Oleh: KH Syamsul Yakin
Pengasuh Pondok Pesantren
Darul Akhyar Kota Depok

Dalam sebuah hadits yang terkenal dan fenomenal, Nabi bersabda, “Sesungguhnya perbuatan itu tergantung niat, dan sesungguhnya setiap orang mendapatkan apa yang telah dia niatkan” (HR. Muslim). Yang dimaksud dengan niat dalam hadits ini termasuk niat puasa Ramadhan.

Pertanyaannya, apakah niat itu? Menurut Syaikh Salim bin Sumair dalam Safinatun Najaa, niat adalah menyengaja sesuatu berbarengan dengan melakukannya. Tempat niat ada di hati. Melafadzkan niat hukumnya sunah. Menurut Syaikh Nawawi dalam Nihayatuz Zain, tujuan melafadzkan niat adalah untuk membantu hati.

Jadi ada salah kaprah soal niat. Yang selama ini disebut niat puasa Ramadhan tak lain adalah lafadz (bacaan) niat puasa Ramadhan. Niat puasa Ramadhan itu sendiri di dalam hati berbarengan dengan diawalinya puasa. Niat puasa Ramadhan harus sebelum fajar, berbeda dengan niat puasa sunah.

Lafadz niat puasa yang terkenal adalah yang dicomot dari karya Syaikh Zainuddin al-Malibari, yakni Fathul Mu’in.
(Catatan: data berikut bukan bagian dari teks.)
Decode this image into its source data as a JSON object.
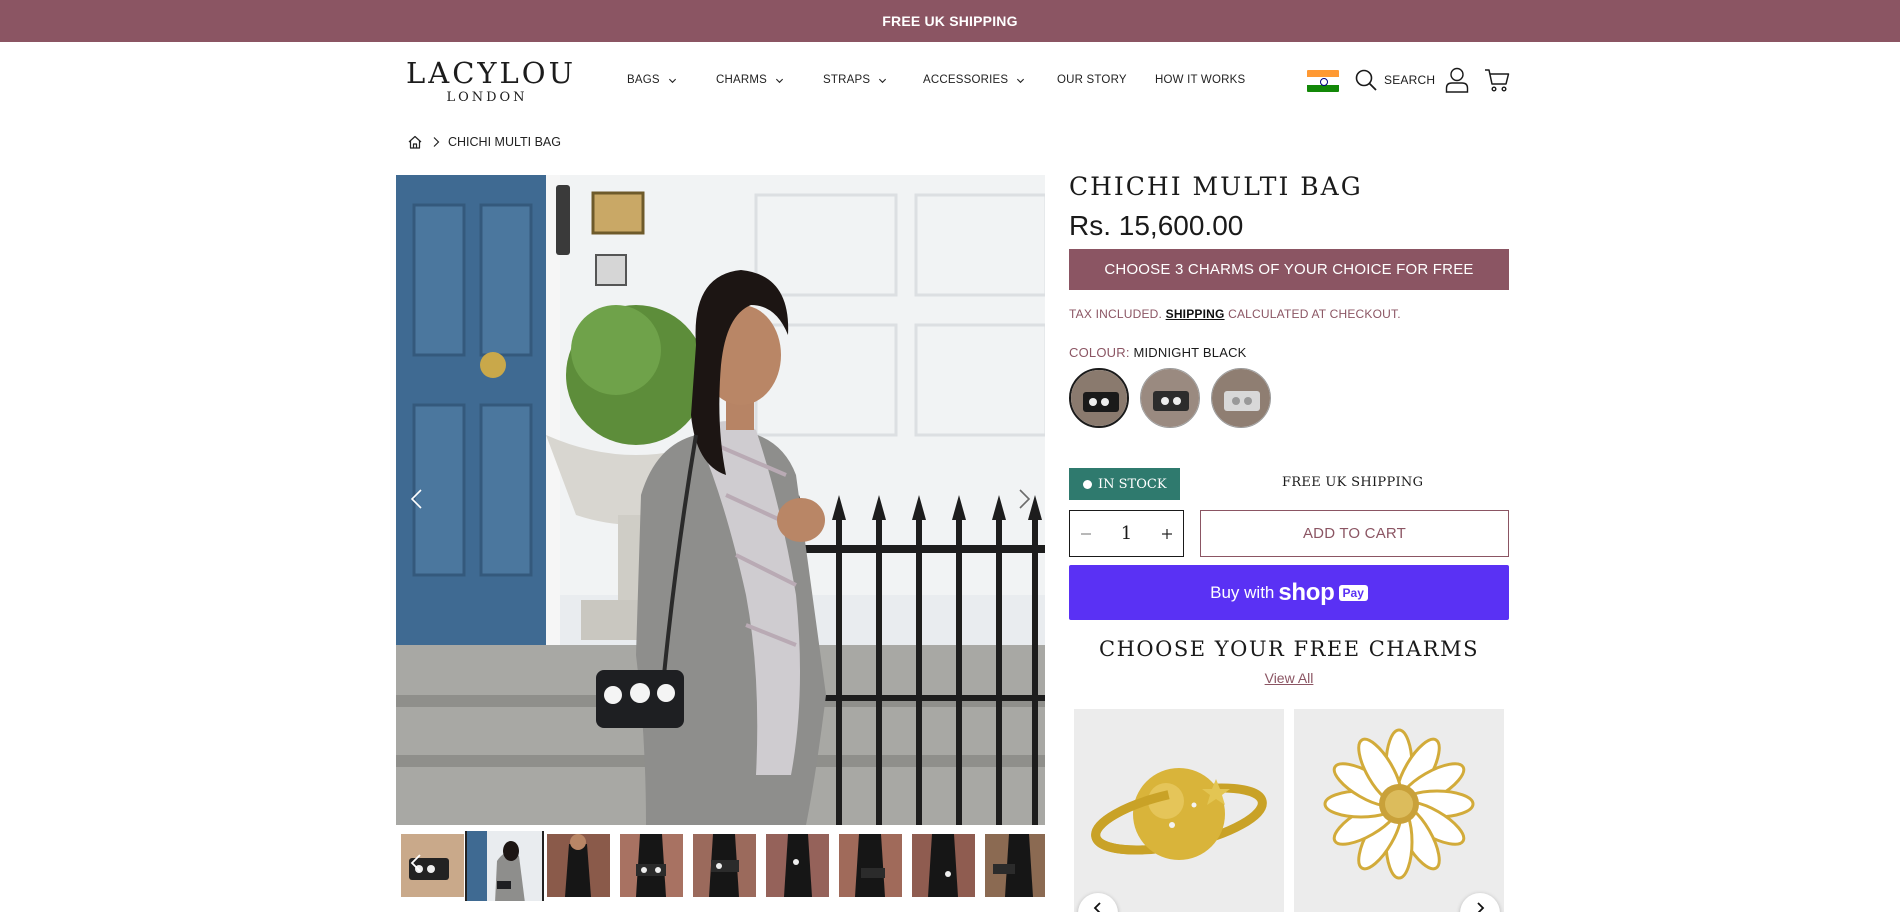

Lafadz niat itu adalah, “Nawaitu Shauma Ghadin ‘An Ada’i Fardisy Syahri Ramadhani Hadzihis Sanati Lillahi Ta’ala”. Para ahli bahasa Arab membolehkan dibaca “Ramadhani” atau “Ramadhana” dengan argumentasi gramatika masing-masing.

Bila dikaji secara seksama, lafadz niat puasa Ramadhan ini mengandung beberapa komponen yang rasional. Pertama, lafadz “Nawaitu Shauma Ghadin” mengindikasikan bahwa niat dilaksanakan pada malam hari (tabyitun niyyah) untuk berpuasa besok. Batasan malam adalah sebelum terbitnya fajar. Niat yang dilakukan sesudah fajar tidak direkomendasi Nabi, “Barangsiapa yang tidak berniat puasa di malam hari sebelum terbitnya fajar, maka tidak ada puasa baginya”(HR. Abu Daud).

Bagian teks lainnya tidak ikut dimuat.